Md Yusof Md Yuzaiful, Shaw Daniel, El-Sherbiny Yasser M, Dunn Emma, Rawstron Andy C, Emery Paul, Vital Edward M
Leeds Institute of Rheumatic and Musculoskeletal Medicine, University of Leeds, Chapel Allerton Hospital, Chapeltown Road, Leeds, UK.
NIHR Leeds Biomedical Research Centre, Leeds Teaching Hospitals NHS Trust, Leeds, UK.
Ann Rheum Dis. 2017 Nov;76(11):1829-1836. doi: 10.1136/annrheumdis-2017-211191. Epub 2017 Jul 6.
To assess factors associated with primary and secondary non-response to rituximab in systemic lupus erythematosus (SLE) and evaluate management of secondary non-depletion non-response (2NDNR).
125 patients with SLE treated with rituximab over 12 years were studied prospectively. A major clinical response was defined as improvement of all active British Isles Lupus Assessment Group (BILAG)-2004 domains to grade C/better and no A/B flare.
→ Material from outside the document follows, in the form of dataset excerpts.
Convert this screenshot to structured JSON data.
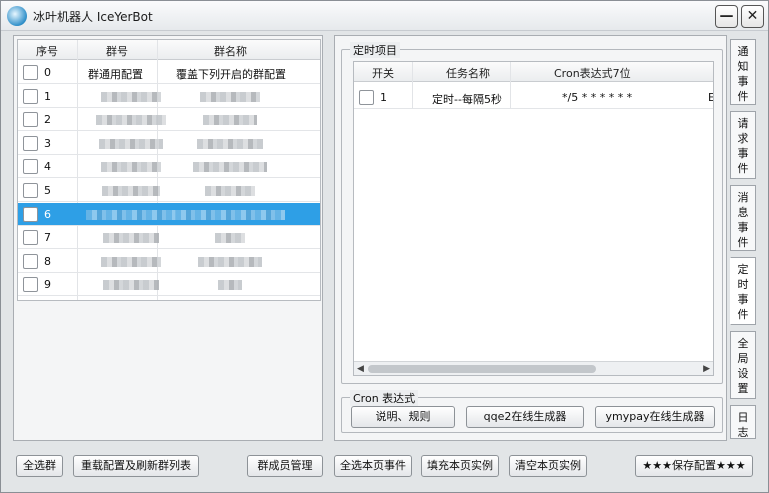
{
  "window": {
    "title": "冰叶机器人 IceYerBot",
    "min_label": "—",
    "close_label": "✕"
  },
  "groups": {
    "headers": [
      "序号",
      "群号",
      "群名称"
    ],
    "rows": [
      {
        "index": "0",
        "group_id": "群通用配置",
        "group_name": "覆盖下列开启的群配置",
        "checked": false,
        "selected": false
      },
      {
        "index": "1",
        "group_id": "",
        "group_name": "",
        "checked": false,
        "selected": false
      },
      {
        "index": "2",
        "group_id": "",
        "group_name": "",
        "checked": false,
        "selected": false
      },
      {
        "index": "3",
        "group_id": "",
        "group_name": "",
        "checked": false,
        "selected": false
      },
      {
        "index": "4",
        "group_id": "",
        "group_name": "",
        "checked": false,
        "selected": false
      },
      {
        "index": "5",
        "group_id": "",
        "group_name": "",
        "checked": false,
        "selected": false
      },
      {
        "index": "6",
        "group_id": "",
        "group_name": "",
        "checked": false,
        "selected": true
      },
      {
        "index": "7",
        "group_id": "",
        "group_name": "",
        "checked": false,
        "selected": false
      },
      {
        "index": "8",
        "group_id": "",
        "group_name": "",
        "checked": false,
        "selected": false
      },
      {
        "index": "9",
        "group_id": "",
        "group_name": "",
        "checked": false,
        "selected": false
      }
    ]
  },
  "scheduled": {
    "title": "定时项目",
    "headers": [
      "开关",
      "任务名称",
      "Cron表达式7位"
    ],
    "rows": [
      {
        "index": "1",
        "name": "定时--每隔5秒",
        "cron": "*/5 * * * * * *",
        "trailing": "E",
        "checked": false
      }
    ]
  },
  "cron": {
    "title": "Cron 表达式",
    "buttons": [
      "说明、规则",
      "qqe2在线生成器",
      "ymypay在线生成器"
    ]
  },
  "side_tabs": [
    {
      "label": "通\n知\n事\n件",
      "active": false
    },
    {
      "label": "请\n求\n事\n件",
      "active": false
    },
    {
      "label": "消\n息\n事\n件",
      "active": false
    },
    {
      "label": "定\n时\n事\n件",
      "active": true
    },
    {
      "label": "全\n局\n设\n置",
      "active": false
    },
    {
      "label": "日\n志",
      "active": false
    }
  ],
  "bottom_buttons": [
    "全选群",
    "重载配置及刷新群列表",
    "群成员管理",
    "全选本页事件",
    "填充本页实例",
    "清空本页实例",
    "★★★保存配置★★★"
  ]
}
Partial responders were defined by one persistent BILAG B. B-cell subsets were measured using highly sensitive flow cytometry. Patients with 2NDNR, defined by infusion reaction and defective depletion, were treated with ocrelizumab or ofatumumab.
117 patients had evaluable data. In cycle 1 (C1), 96/117 (82%) achieved BILAG response (major=50%, partial=32%). In multivariable analysis, younger age (OR 0.97, 95% CI 0.94 to 1.00) and B-cell depletion at 6 weeks (OR 3.22, 95% CI 1.24 to 8.33) increased the odds of major response. Complete depletion was predicted by normal complement and lower pre-rituximab plasmablasts and was not associated with increased serious infection post-rituximab. Seventy-seven (with data on 72) C1 responders were retreated on clinical relapse. Of these, 61/72 (85%) responded in cycle 2 (C2). Of the 11 C2 non-responders, nine met 2NDNR criteria (incidence=12%) and tested positive for anti-rituximab antibodies. Lack of concomitant immunosuppressant and higher pre-rituximab plasmablasts predicted 2NDNR. Five were switched to ocrelizumab/ofatumumab, and all depleted and responded.
Treatment with anti-CD20 agents can be guided by B-cell monitoring and should aim to achieve complete depletion. 2NDNR is associated with anti-rituximab antibodies, and switching to humanised agents restores depletion and response. In SLE, alternative anti-CD20 antibodies may be more consistently effective.
评估系统性红斑狼疮(SLE)患者对利妥昔单抗原发性和继发性无反应的相关因素,并评估继发性非耗竭性无反应(2NDNR)的管理。
对125例在12年期间接受利妥昔单抗治疗的SLE患者进行前瞻性研究。主要临床反应定义为所有活跃的不列颠群岛狼疮评估组(BILAG)-2004领域改善至C级或更好且无A/B级复发。部分反应者定义为存在一个持续的BILAG B级。使用高灵敏度流式细胞术检测B细胞亚群。由输注反应和耗竭缺陷定义的2NDNR患者接受奥瑞珠单抗或奥法妥单抗治疗。
117例患者有可评估数据。在第1周期(C1),96/117(82%)达到BILAG反应(主要反应=50%,部分反应=32%)。多变量分析显示,年龄较小(比值比[OR]0.97,95%置信区间[CI]0.94至1.00)和6周时B细胞耗竭(OR 3.22,95%CI 1.24至8.33)增加了主要反应的几率。正常补体、利妥昔单抗治疗前较低的浆母细胞可预测完全耗竭,且与利妥昔单抗治疗后严重感染增加无关。77例(72例有数据)C1反应者在临床复发时再次接受治疗。其中,61/72(85%)在第2周期(C2)有反应。11例C2无反应者中,9例符合2NDNR标准(发生率=12%)且抗利妥昔单抗抗体检测呈阳性。未同时使用免疫抑制剂和利妥昔单抗治疗前较高的浆母细胞可预测2NDNR。5例改用奥瑞珠单抗/奥法妥单抗,均实现耗竭且有反应。
抗CD20药物治疗可通过B细胞监测来指导,且应旨在实现完全耗竭。2NDNR与抗利妥昔单抗抗体相关,并改用人源化药物可恢复耗竭及反应情况。在SLE中,替代抗CD20抗体可能更具持续有效性。